L’incontro istituzionale di Ankara si è trasformato in uno sgarbo diplomatico ribattezzato #Sofagate. All’arrivo dei rappresentanti europei, il presidente turco Recep Tayyip Erdoğan ha infatti invitato il presidente del Consiglio Charles Michel a prendere posto nell’unica sedia predisposta accanto a sé, lasciando in piedi e visibilmente imbarazzata la presidentessa della Commissione, Ursula von der Leyen; quest’ultima è stata poi fatta accomodare su un divano a diversi metri di distanza dal collega.
Due problemi
L’atto machista perpetrato ha inevitabilmente ricevuto
risonanza internazionale e scatenato l’indignazione di tutti gli Stati membri. Il
forte valore simbolico del gesto ha messo in luce due diversi problemi: il
mancato riconoscimento dei diritti delle donne e la fragilità delle
istituzioni europee. Il trattamento turco riservato a von der Leyen non
sorprende: negli ultimi anni la Turchia ha attuato politiche nazionalistiche
che non lasciano ben sperare sul fronte dei diritti, tra cui l’annuncio del
proprio ritiro dalla convenzione di Istanbul. L’opinione pubblica ha aspramente
criticato l’indifferenza del presidente del Consiglio Michel di fronte al
disagio della collega, una immobilità che riflette le difficoltà europee, ne
mina la rappresentanza e l’identità.
Il vero nemico
All’interno della stessa UE, diversi partiti invocano
il blocco dei finanziamenti comunitari alla Turchia, arrivando a legittimare i
ritardi della sua annessione in ambito europeo.

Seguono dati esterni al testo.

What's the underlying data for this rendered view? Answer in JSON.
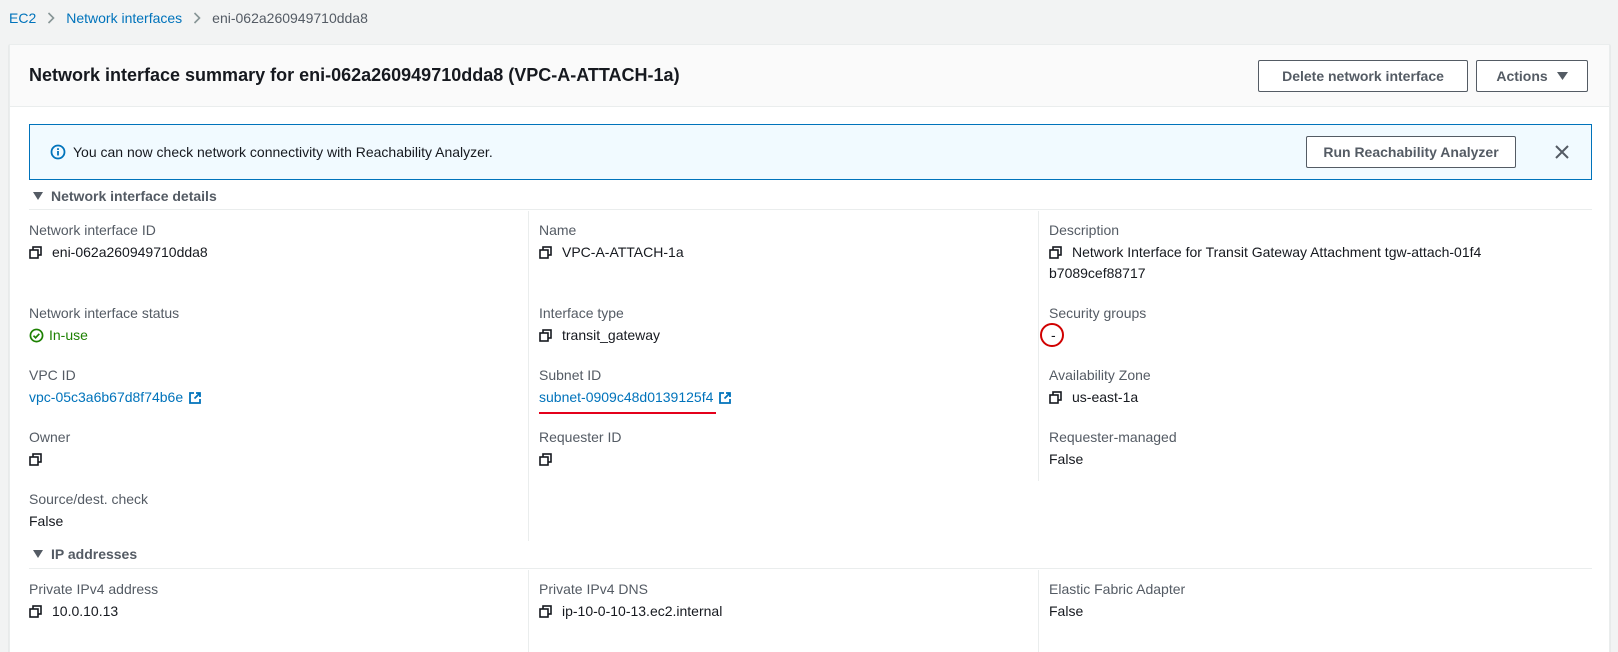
{
  "breadcrumb": {
    "items": [
      {
        "label": "EC2"
      },
      {
        "label": "Network interfaces"
      }
    ],
    "current": "eni-062a260949710dda8"
  },
  "header": {
    "title": "Network interface summary for eni-062a260949710dda8 (VPC-A-ATTACH-1a)",
    "delete_label": "Delete network interface",
    "actions_label": "Actions"
  },
  "alert": {
    "text": "You can now check network connectivity with Reachability Analyzer.",
    "button_label": "Run Reachability Analyzer"
  },
  "details": {
    "section_title": "Network interface details",
    "network_interface_id": {
      "label": "Network interface ID",
      "value": "eni-062a260949710dda8"
    },
    "name": {
      "label": "Name",
      "value": "VPC-A-ATTACH-1a"
    },
    "description": {
      "label": "Description",
      "value": "Network Interface for Transit Gateway Attachment tgw-attach-01f4b7089cef88717"
    },
    "status": {
      "label": "Network interface status",
      "value": "In-use"
    },
    "interface_type": {
      "label": "Interface type",
      "value": "transit_gateway"
    },
    "security_groups": {
      "label": "Security groups",
      "value": "-"
    },
    "vpc_id": {
      "label": "VPC ID",
      "value": "vpc-05c3a6b67d8f74b6e"
    },
    "subnet_id": {
      "label": "Subnet ID",
      "value": "subnet-0909c48d0139125f4"
    },
    "availability_zone": {
      "label": "Availability Zone",
      "value": "us-east-1a"
    },
    "owner": {
      "label": "Owner",
      "value": ""
    },
    "requester_id": {
      "label": "Requester ID",
      "value": ""
    },
    "requester_managed": {
      "label": "Requester-managed",
      "value": "False"
    },
    "source_dest_check": {
      "label": "Source/dest. check",
      "value": "False"
    }
  },
  "ip": {
    "section_title": "IP addresses",
    "private_ipv4": {
      "label": "Private IPv4 address",
      "value": "10.0.10.13"
    },
    "private_dns": {
      "label": "Private IPv4 DNS",
      "value": "ip-10-0-10-13.ec2.internal"
    },
    "efa": {
      "label": "Elastic Fabric Adapter",
      "value": "False"
    }
  },
  "colors": {
    "link": "#0073bb",
    "success": "#1d8102",
    "annotation": "#e4001b"
  }
}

Come può farne parte se non rispetta i
principi fondamentali dell’Unione né i suoi rappresentanti?
Si potrebbe imputare alla sola Turchia tutta la responsabilità della vicenda, ma così facendo ci si dimenticherebbe dell’avallo concesso dai nostri rappresentanti, un silenzio istituzionale che parla del modo in cui vengono trattati i nostri stessi valori. È nell’alterità che si stabilisce la nostra identità, è nello scontro con l’altro che si definisce il proprio sistema valoriale. Secondo Umberto Eco, c’è sempre bisogno di un nemico la cui diversità diventi segno di minacciosità. Nel caso Sofagate sembra che il vero nemico dell’UE sia la stessa UE.

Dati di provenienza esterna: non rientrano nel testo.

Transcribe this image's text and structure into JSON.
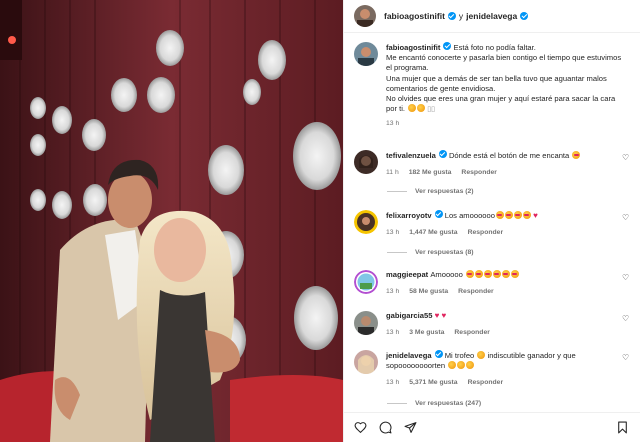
{
  "post": {
    "author": "fabioagostinifit",
    "conjunction": "y",
    "collaborator": "jenidelavega"
  },
  "caption": {
    "username": "fabioagostinifit",
    "text_1": "Está foto no podía faltar.",
    "text_2": "Me encantó conocerte y pasarla bien contigo el tiempo que estuvimos el programa.",
    "text_3": "Una mujer que a demás de ser tan bella tuvo que aguantar malos comentarios de gente envidiosa.",
    "text_4": "No olvides que eres una gran mujer y aquí estaré para sacar la cara por ti.",
    "time": "13 h"
  },
  "comments": [
    {
      "username": "tefivalenzuela",
      "text": "Dónde está el botón de me encanta",
      "time": "11 h",
      "likes": "182 Me gusta",
      "reply": "Responder",
      "replies": "Ver respuestas (2)",
      "emoji": [
        "love"
      ]
    },
    {
      "username": "felixarroyotv",
      "text": "Los amoooooo",
      "time": "13 h",
      "likes": "1,447 Me gusta",
      "reply": "Responder",
      "replies": "Ver respuestas (8)",
      "emoji": [
        "love",
        "love",
        "love",
        "love"
      ],
      "trail": "♥"
    },
    {
      "username": "maggieepat",
      "text": "Amooooo",
      "time": "13 h",
      "likes": "58 Me gusta",
      "reply": "Responder",
      "emoji": [
        "love",
        "love",
        "love",
        "love",
        "love",
        "love"
      ]
    },
    {
      "username": "gabigarcia55",
      "text": "",
      "time": "13 h",
      "likes": "3 Me gusta",
      "reply": "Responder",
      "hearts": "♥ ♥"
    },
    {
      "username": "jenidelavega",
      "text": "Mi trofeo",
      "text_2": "indiscutible ganador y que sopoooooooorten",
      "time": "13 h",
      "likes": "5,371 Me gusta",
      "reply": "Responder",
      "replies": "Ver respuestas (247)"
    }
  ],
  "icons": [
    "heart-icon",
    "comment-icon",
    "share-icon",
    "bookmark-icon"
  ],
  "colors": {
    "verified": "#0095f6",
    "meta": "#737373",
    "heart": "#e0245e"
  }
}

“Nella cultura europea è emerso da qualche tempo un nuovo nemico: l’identità, individuale ma soprattutto collettiva” (Ugo Volli). Nelle immagini dell’incontro, la distanza tra von der Leyen e Michel diviene il simbolo della lontananza da quei principi su cui l’Unione è fondata. Viene meno l’uguaglianza formale e sostanziale, il soffitto di cristallo viene risistemato al suo posto mentre la suddivisione dei ruoli non si fa portavoce di rappresentanza ma di antagonismo, mostrando la fragilità di un sistema istituzionale che fatica a essere e sembrare unito.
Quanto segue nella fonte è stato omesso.